Estes dez mandamentos são fruto de uma experiência particular e não se
pretendem eternos ou válidos em qualquer ocasião. Gostaria apenas de
fornecer a colegas, como você leitor, uma reflexão particular, que possa
ser aprofundada, reinterpretada ou rejeitada de acordo com a sua
experiência.
O que me levou a pensar nestes princípios é a mesma angústia que
assola qualquer educador: como ser um bom profissional, ensinar,
transformar meu aluno e fazer parte desta transformação? Como superar o
tédio dos meus alunos, a indisciplina, a irrelevância de algumas coisas
que faço e meu próprio cansaço? Como não considerar a sala um fardo e o
relógio um inimigo? Como parar de achar que só vivo a partir do
fim-de-semana? A partir destes questionamentos, você está
permanentemente convidado a adensar ou criticar, fazer seus outros dez
ou sintetizar a dois ou três, pois, quem acha que pode melhorar a aula
que dá , já começou a viver educação. E quem não acha que pode? Bem,
deixa para lá! Ensinar não é a única profissão do mundo…
-PRIMEIRO MANDAMENTO: CORTAR O PROGRAMA!
Quase todas as disciplinas foram perdendo aulas ao longo das décadas
anteriores. Não obstante, os programas nem sempre acompanharam estes
cortes. Pergunte-se: isto é realmente importante? Este conteúdo é
essencial? Não seria melhor aprofundar mais tais tópicos e menos outros?
Se a justificativa é a pressão do vestibular, ela não pode ocupar 11
anos de Ensino Médio e Fundamental. Se a justificativa é uma regra da
escola ou um coordenador obsessivo, lembre-se: o Diário de Classe sempre
foi o documento por excelência do estelionato. A coragem da grande
tesoura é essencial. Dar tudo equivale a dar nada. Ensinar a pensar não
implica esgotar o conhecimento humano.
-SEGUNDO MANDAMENTO: SEMPRE PARTIR DO ALUNO!
Chega de lamentar o aluno que não temos! Chega de lamentar que eles
não lêem, a partir de uma nebulosa memória do aluno perfeito que
teríamos sido (nebulosa e duvidosa). Este é o meu aluno real. Se, para
ele, Paulo Coelho é superior a Machado de Assis e baile Funk é superior a
Mozart, eu preciso saber desta realidade para transformá-la. Se ele é
analfabeto devo começar a alfabetizá-lo.
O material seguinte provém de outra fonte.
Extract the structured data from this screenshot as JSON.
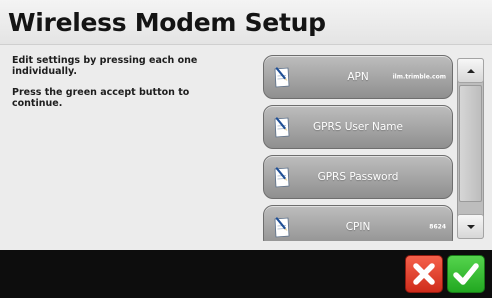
{
  "header": {
    "title": "Wireless Modem Setup"
  },
  "instructions": {
    "line1": "Edit settings by pressing each one individually.",
    "line2": "Press the green accept button to continue."
  },
  "settings": [
    {
      "label": "APN",
      "value": "ilm.trimble.com",
      "icon": "edit-note-icon"
    },
    {
      "label": "GPRS User Name",
      "value": "",
      "icon": "edit-note-icon"
    },
    {
      "label": "GPRS Password",
      "value": "",
      "icon": "edit-note-icon"
    },
    {
      "label": "CPIN",
      "value": "8624",
      "icon": "edit-note-icon"
    }
  ],
  "actions": {
    "cancel_icon": "close-icon",
    "accept_icon": "checkmark-icon",
    "cancel_color": "#e0402c",
    "accept_color": "#2fb82d"
  }
}
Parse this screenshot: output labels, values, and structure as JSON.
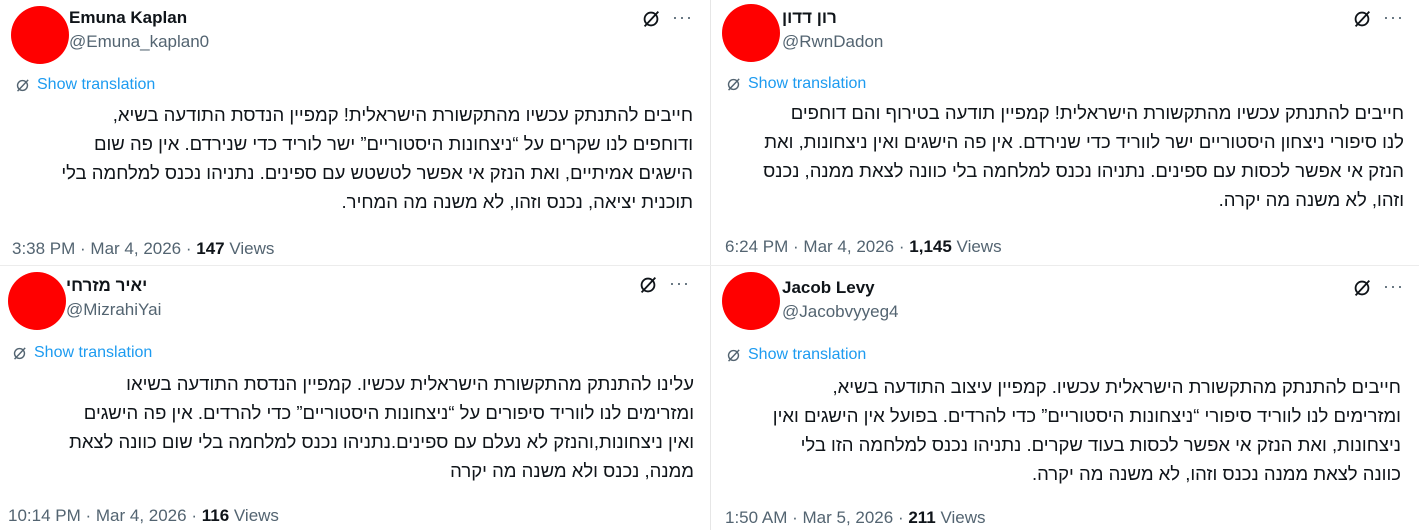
{
  "tweets": [
    {
      "name": "Emuna Kaplan",
      "handle": "@Emuna_kaplan0",
      "translate": "Show translation",
      "lines": [
        "חייבים להתנתק עכשיו מהתקשורת הישראלית! קמפיין הנדסת התודעה בשיא,",
        "ודוחפים לנו שקרים על “ניצחונות היסטוריים” ישר לוריד כדי שנירדם. אין פה שום",
        "הישגים אמיתיים, ואת הנזק אי אפשר לטשטש עם ספינים. נתניהו נכנס למלחמה בלי",
        "תוכנית יציאה, נכנס וזהו, לא משנה מה המחיר."
      ],
      "time": "3:38 PM",
      "date": "Mar 4, 2026",
      "views_count": "147",
      "views_label": "Views"
    },
    {
      "name": "רון דדון",
      "handle": "@RwnDadon",
      "translate": "Show translation",
      "lines": [
        "חייבים להתנתק עכשיו מהתקשורת הישראלית! קמפיין תודעה בטירוף והם דוחפים",
        "לנו סיפורי ניצחון היסטוריים ישר לווריד כדי שנירדם. אין פה הישגים ואין ניצחונות, ואת",
        "הנזק אי אפשר לכסות עם ספינים. נתניהו נכנס למלחמה בלי כוונה לצאת ממנה, נכנס",
        "וזהו, לא משנה מה יקרה."
      ],
      "time": "6:24 PM",
      "date": "Mar 4, 2026",
      "views_count": "1,145",
      "views_label": "Views"
    },
    {
      "name": "יאיר מזרחי",
      "handle": "@MizrahiYai",
      "translate": "Show translation",
      "lines": [
        "עלינו להתנתק מהתקשורת הישראלית עכשיו. קמפיין הנדסת התודעה בשיאו",
        "ומזרימים לנו לווריד סיפורים על “ניצחונות היסטוריים” כדי להרדים. אין פה הישגים",
        "ואין ניצחונות,והנזק לא נעלם עם ספינים.נתניהו נכנס למלחמה בלי שום כוונה לצאת",
        "ממנה, נכנס ולא משנה מה יקרה"
      ],
      "time": "10:14 PM",
      "date": "Mar 4, 2026",
      "views_count": "116",
      "views_label": "Views"
    },
    {
      "name": "Jacob Levy",
      "handle": "@Jacobvyyeg4",
      "translate": "Show translation",
      "lines": [
        "חייבים להתנתק מהתקשורת הישראלית עכשיו. קמפיין עיצוב התודעה בשיא,",
        "ומזרימים לנו לווריד סיפורי “ניצחונות היסטוריים” כדי להרדים. בפועל אין הישגים ואין",
        "ניצחונות, ואת הנזק אי אפשר לכסות בעוד שקרים. נתניהו נכנס למלחמה הזו בלי",
        "כוונה לצאת ממנה  נכנס וזהו, לא משנה מה יקרה."
      ],
      "time": "1:50 AM",
      "date": "Mar 5, 2026",
      "views_count": "211",
      "views_label": "Views"
    }
  ],
  "separator": " · ",
  "colors": {
    "avatar": "#ff0000",
    "link": "#1d9bf0",
    "muted": "#536471",
    "text": "#0f1419"
  },
  "icons": {
    "grok": "grok-icon",
    "more": "more-icon",
    "translate": "translate-icon"
  }
}
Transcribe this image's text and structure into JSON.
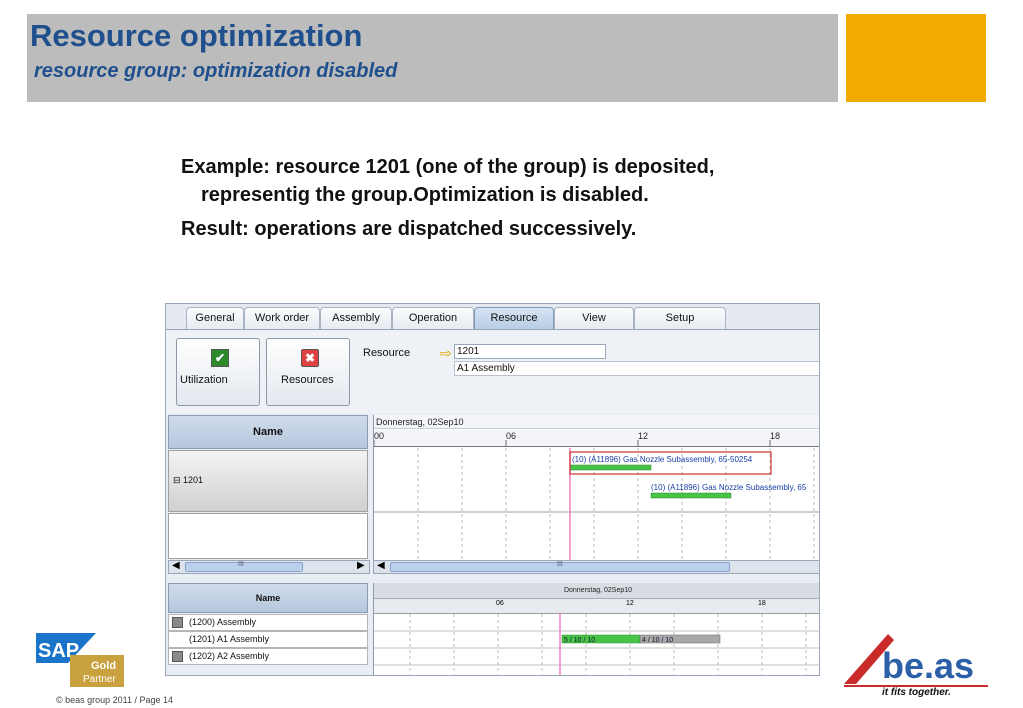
{
  "slide": {
    "title": "Resource optimization",
    "subtitle": "resource group: optimization disabled",
    "paragraph1_line1": "Example: resource 1201 (one of the group) is deposited,",
    "paragraph1_line2": "representig the group.Optimization is disabled.",
    "paragraph2": "Result: operations are dispatched successively.",
    "copyright": "© beas group 2011 / Page 14"
  },
  "app": {
    "tabs": [
      {
        "label": "General"
      },
      {
        "label": "Work order"
      },
      {
        "label": "Assembly"
      },
      {
        "label": "Operation"
      },
      {
        "label": "Resource",
        "active": true
      },
      {
        "label": "View"
      },
      {
        "label": "Setup"
      }
    ],
    "toolbar": {
      "utilization_label": "Utilization",
      "resources_label": "Resources",
      "resource_field_label": "Resource",
      "resource_value": "1201",
      "resource_description": "A1 Assembly"
    },
    "upper_gantt": {
      "name_header": "Name",
      "group_label": "⊟ 1201",
      "date_label": "Donnerstag, 02Sep10",
      "hour_labels": [
        "00",
        "06",
        "12",
        "18"
      ],
      "bar1_label": "(10) (A11896) Gas Nozzle Subassembly, 65-50254",
      "bar2_label": "(10) (A11896) Gas Nozzle Subassembly, 65",
      "scroll_mark": "III"
    },
    "lower_gantt": {
      "name_header": "Name",
      "date_label": "Donnerstag, 02Sep10",
      "hour_labels": [
        "06",
        "12",
        "18"
      ],
      "rows": [
        {
          "label": "(1200) Assembly"
        },
        {
          "label": "(1201) A1 Assembly"
        },
        {
          "label": "(1202) A2 Assembly"
        }
      ],
      "bar1_label": "5 / 10 / 10",
      "bar2_label": "4 / 10 / 10"
    },
    "colors": {
      "title_blue": "#1f4f8c",
      "accent_orange": "#f0aa00",
      "bar_green": "#47c447",
      "bar_gray": "#a8a8a8",
      "highlight_red": "#d03030",
      "now_line": "#f080c0"
    }
  },
  "logos": {
    "sap_text": "SAP",
    "sap_tier": "Gold",
    "sap_partner": "Partner",
    "beas_text": "be.as",
    "beas_tagline": "it fits together."
  }
}
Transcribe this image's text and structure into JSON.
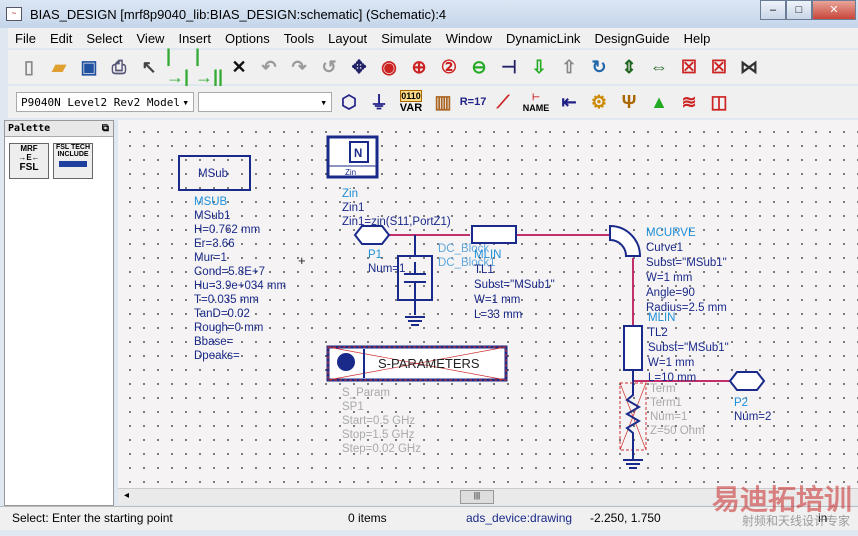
{
  "window": {
    "title": "BIAS_DESIGN [mrf8p9040_lib:BIAS_DESIGN:schematic] (Schematic):4"
  },
  "menu": [
    "File",
    "Edit",
    "Select",
    "View",
    "Insert",
    "Options",
    "Tools",
    "Layout",
    "Simulate",
    "Window",
    "DynamicLink",
    "DesignGuide",
    "Help"
  ],
  "toolbar2": {
    "model_select": "P9040N Level2 Rev2 Model",
    "second_select": "",
    "var_label": "VAR",
    "var_top": "0110",
    "name_label": "NAME"
  },
  "palette": {
    "title": "Palette",
    "items": [
      {
        "top": "MRF",
        "bottom": "FSL"
      },
      {
        "top": "FSL TECH INCLUDE",
        "bottom": ""
      }
    ]
  },
  "schematic": {
    "msub": {
      "box": "MSub",
      "lines": [
        "MSUB",
        "MSub1",
        "H=0.762 mm",
        "Er=3.66",
        "Mur=1",
        "Cond=5.8E+7",
        "Hu=3.9e+034 mm",
        "T=0.035 mm",
        "TanD=0.02",
        "Rough=0 mm",
        "Bbase=",
        "Dpeaks="
      ]
    },
    "zin": {
      "box": "Zin",
      "glyph": "N",
      "lines": [
        "Zin",
        "Zin1",
        "Zin1=zin(S11,PortZ1)"
      ]
    },
    "p1": {
      "lines": [
        "P1",
        "Num=1"
      ]
    },
    "dcblock": {
      "lines": [
        "DC_Block",
        "DC_Block1"
      ]
    },
    "tl1": {
      "lines": [
        "MLIN",
        "TL1",
        "Subst=\"MSub1\"",
        "W=1 mm",
        "L=33 mm"
      ]
    },
    "curve": {
      "lines": [
        "MCURVE",
        "Curve1",
        "Subst=\"MSub1\"",
        "W=1 mm",
        "Angle=90",
        "Radius=2.5 mm"
      ]
    },
    "tl2": {
      "lines": [
        "MLIN",
        "TL2",
        "Subst=\"MSub1\"",
        "W=1 mm",
        "L=10 mm"
      ]
    },
    "term": {
      "lines": [
        "Term",
        "Term1",
        "Num=1",
        "Z=50 Ohm"
      ]
    },
    "p2": {
      "lines": [
        "P2",
        "Num=2"
      ]
    },
    "sparam": {
      "box": "S-PARAMETERS",
      "lines": [
        "S_Param",
        "SP1",
        "Start=0.5 GHz",
        "Stop=1.5 GHz",
        "Step=0.02 GHz"
      ]
    }
  },
  "status": {
    "message": "Select: Enter the starting point",
    "items": "0 items",
    "context": "ads_device:drawing",
    "coords": "-2.250, 1.750",
    "units": "in"
  },
  "watermark": {
    "main": "易迪拓培训",
    "sub": "射频和天线设计专家"
  }
}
Se ele está no Ensino Médio e
ainda não domina soma de frações de denominadores diferentes devo estar
atento: esta é minha realidade. A partir do zero eu posso sonhar com o
cinco ou seis. A partir do imaginário da perfeição é difícil produzir
algo. A Utopia, desde Platão e Thomas Morus, tem a finalidade de
transformar o real, nunca de impossibilitá-lo.
-TERCEIRO MANDAMENTO: PERDER O FETICHE DO TEXTO!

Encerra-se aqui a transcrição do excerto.